The payments interface is also unique in that Apple is pushing very hard to help you not pay interest. It makes recommendations on how to pay chunks of your balance over time before you incur interest. It places 1-3 markers on the circle-shaped interface that show you how much you need to pay off minimum, minimum with no interest and in full. These markers are personalized a bit and can vary depending on balance, due date and payment history.

I really dug hard on how Apple Card data was being handled the last time I wrote about the service, so you should read that for more info. Goldman Sachs is the partner for the card but it absolutely cannot use the data it gathers on transactions via Apple Card for market maps, as chunks of anonymized data it can offer partners about spending habits or any of the typical marketing uses credit card processors get up to. Mastercard and Goldman Sachs can only use the data for operations uses. Credit reporting, remittance, etc.

And Apple itself neither collects nor views anything about where you shopped, what you bought or how much you paid.

And, as advertised, there are no fees with Apple Card.

One thing I do hope that Apple Card adds is an ability to see and filter out recurring payments and subscriptions. This fits with the fiscal responsibility theme it’s shooting for with the payments interface and it’s sorely lacking in most first party apps.

Some nice design touches beyond the transaction maps, the color grading that mirrors purchases and the far more readable interface is a pleasant metallic sheen that is activated on device tilt.

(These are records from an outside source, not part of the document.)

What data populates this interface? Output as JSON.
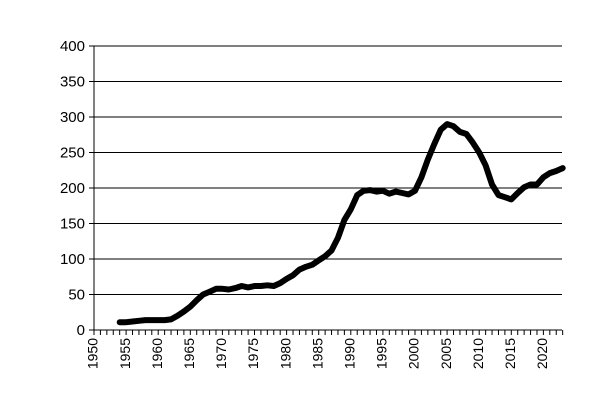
{
  "chart_data": {
    "type": "line",
    "title": "",
    "xlabel": "",
    "ylabel": "",
    "xlim": [
      1950,
      2023
    ],
    "ylim": [
      0,
      400
    ],
    "grid": "horizontal",
    "legend": "none",
    "colors": {
      "line": "#000000",
      "grid": "#000000",
      "axis": "#000000"
    },
    "y_ticks": [
      "0",
      "50",
      "100",
      "150",
      "200",
      "250",
      "300",
      "350",
      "400"
    ],
    "x_ticks": [
      "1950",
      "1955",
      "1960",
      "1965",
      "1970",
      "1975",
      "1980",
      "1985",
      "1990",
      "1995",
      "2000",
      "2005",
      "2010",
      "2015",
      "2020"
    ],
    "series": [
      {
        "x": [
          1954,
          1955,
          1956,
          1957,
          1958,
          1959,
          1960,
          1961,
          1962,
          1963,
          1964,
          1965,
          1966,
          1967,
          1968,
          1969,
          1970,
          1971,
          1972,
          1973,
          1974,
          1975,
          1976,
          1977,
          1978,
          1979,
          1980,
          1981,
          1982,
          1983,
          1984,
          1985,
          1986,
          1987,
          1988,
          1989,
          1990,
          1991,
          1992,
          1993,
          1994,
          1995,
          1996,
          1997,
          1998,
          1999,
          2000,
          2001,
          2002,
          2003,
          2004,
          2005,
          2006,
          2007,
          2008,
          2009,
          2010,
          2011,
          2012,
          2013,
          2014,
          2015,
          2016,
          2017,
          2018,
          2019,
          2020,
          2021,
          2022,
          2023
        ],
        "values": [
          11,
          11,
          12,
          13,
          14,
          14,
          14,
          14,
          15,
          20,
          26,
          33,
          42,
          50,
          54,
          58,
          58,
          57,
          59,
          62,
          60,
          62,
          62,
          63,
          62,
          66,
          72,
          77,
          85,
          89,
          92,
          98,
          104,
          112,
          130,
          155,
          170,
          190,
          196,
          197,
          195,
          196,
          192,
          195,
          193,
          191,
          196,
          215,
          240,
          262,
          282,
          290,
          287,
          279,
          276,
          264,
          250,
          232,
          205,
          190,
          187,
          184,
          193,
          201,
          205,
          205,
          215,
          221,
          224,
          228
        ]
      }
    ]
  }
}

My physical card isn’t here yet so I can’t really evaluate that part of it. But it is relatively unique in that it is nearly featureless, with no printed number, expiration, signature or security codes on its surface.

The titanium Apple Card comes in a package with an NFC chip that allows you to simply tap your phone to the envelope to begin the process of activating your card. No phone numbers to call and, heavens forbid, no 1-800 stickers on the surface of the card.

I can say that this is probably the first experience most people will ever have with a virtual credit card number. The physical card has a ‘hard coded’ number that cannot be changed. You never need to know it because it’s only used in in-person transactions. If it ever gets compromised, you can request a new card and freeze the old one in the app.

For online purchases that do not support Apple Pay, you have a virtual card number in the Wallet app. You enter that number just as you would any other card number and it’s automatically added to your Safari auto-fill settings when you sign up for Apple Card.

The advantage to this, of course, is that if it’s ever compromised, you can hit a button to request an entirely new number right from within the app. Notably, this is not a ‘per transaction’ number — it’s a semi-permanent virtual number. You keep it around until you have an issue. But when you do have a problem, you’ve got a new number instantly, which is far superior to having to wait for a new physical card just to continue making online purchases.

Some banks like Bank of America and Citibank already offer virtual options for online purchases, and third party services like Privacy.com also exist. But this is the beginning of the mainstreaming of VCCs. And it’s a good thing.